Fourth, expand your horizons. Now is a good time to begin discussions with other banks and finance companies to expand your pool of funding sources. At this point, it may be too early to tell which of your existing sources may be affected by a sudden cut back in business investment volume (and personnel) as a result of the current market downturn. Any market downturn will inevitably result in further consolidation among funding sources, as evidenced by Merrill Lynch’s sale of its leasing subsidiary to GE Capital and ABN AMRO’s sale of its LaSalle subsidiary to Bank of America.

Attending the Equipment Leasing and Finance Association’s National Funding Exhibition in Chicago (April 16 & 17 at the Fairmont Hotel) is an excellent way to meet a large number of prospective sources under one roof. Use this meeting to identify new prospects that may be a good fit for your customer base and industry, and start the process of educating people about your firm’s unique market position and capabilities. The best time to find a new funding source is when you don’t need one.
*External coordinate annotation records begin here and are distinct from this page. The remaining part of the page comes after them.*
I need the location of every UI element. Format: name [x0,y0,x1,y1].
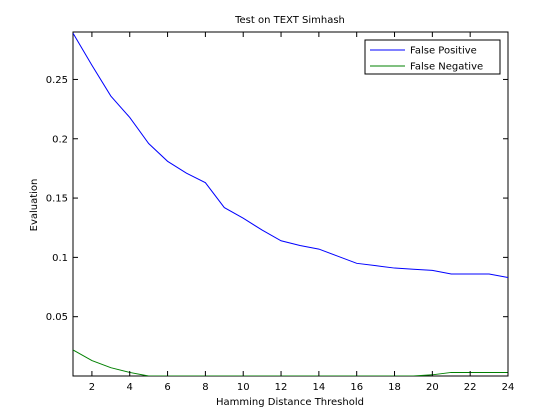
x-tick-label: 14 [313,382,326,393]
x-tick-label: 12 [275,382,288,393]
x-tick-label: 4 [127,382,133,393]
legend-label-2: False Negative [410,62,483,73]
plot-area: 2 4 6 8 10 12 14 16 18 20 22 240.050.10.150.20.25 [46,31,515,393]
legend-label-1: False Positive [410,46,477,57]
y-axis-label: Evaluation [29,179,40,232]
x-tick-label: 24 [502,382,515,393]
series-line-1 [73,32,508,279]
x-tick-label: 16 [350,382,363,393]
legend: False Positive False Negative [364,39,501,75]
x-tick-label: 2 [89,382,95,393]
x-tick-label: 22 [464,382,477,393]
x-tick-label: 20 [426,382,439,393]
chart-title: Test on TEXT Simhash [234,15,345,26]
series-line-2 [73,349,508,376]
x-tick-label: 10 [237,382,250,393]
y-tick-label: 0.05 [46,312,68,323]
y-tick-label: 0.2 [52,134,68,145]
x-tick-label: 8 [202,382,208,393]
y-tick-label: 0.15 [46,194,68,205]
plot-frame [72,31,509,377]
y-tick-label: 0.1 [52,253,68,264]
legend-box [364,39,501,75]
y-tick-label: 0.25 [46,75,68,86]
x-tick-label: 6 [164,382,170,393]
x-tick-label: 18 [388,382,401,393]
x-axis-label: Hamming Distance Threshold [216,397,364,408]
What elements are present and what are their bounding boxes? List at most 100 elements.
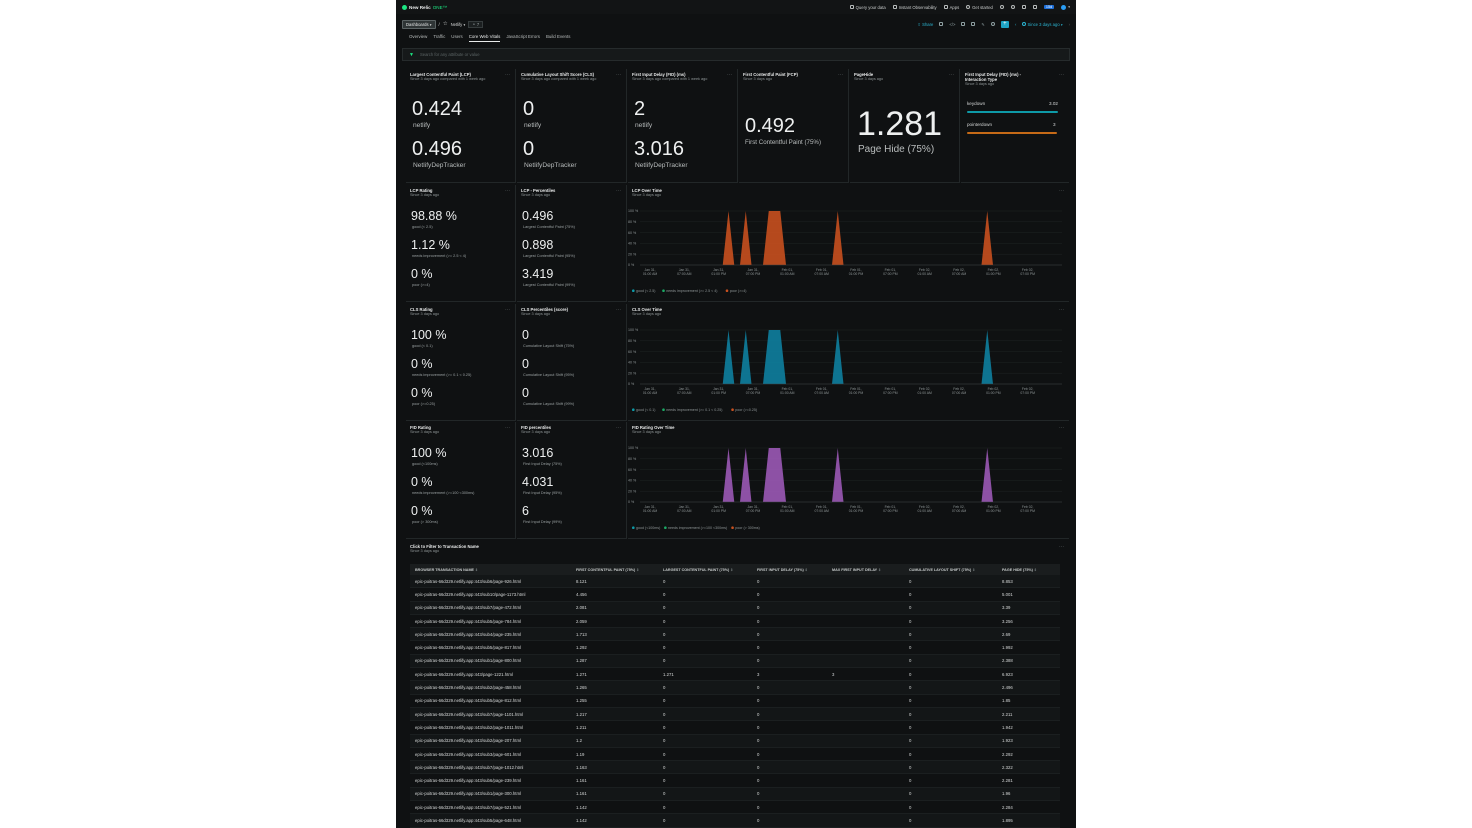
search-button[interactable] (999, 5, 1004, 9)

Finally, don’t overreact. While conditions may be challenging, remember that business cycles are part of the industry and that the current trends will not last forever. Certain market sectors, such as trucking, were hit hard in 2007, but will eventually recover as we move toward 2009 and beyond.

Make sure that you continue to stay aligned with your current funding sources as you have in the past and strive to continually improve and broaden your relationships. Now is the time to show your banks and equity partners what your company is made of by thriving, rather than simply surviving, during these “interesting” times.


David R. Cardew is vice president, Syndication at PHH First Fleet, a subsidiary of PHH Arval. He leads the syndication department for the company, including buy and sell activity. Cardew has more than 20 years experience in leasing and corporate finance, including roles with GATX Technology and Sun Financial Group. Cardew is a member of the Equipment Leasing and Finance Association’s planning committee for the National Funding Exhibition.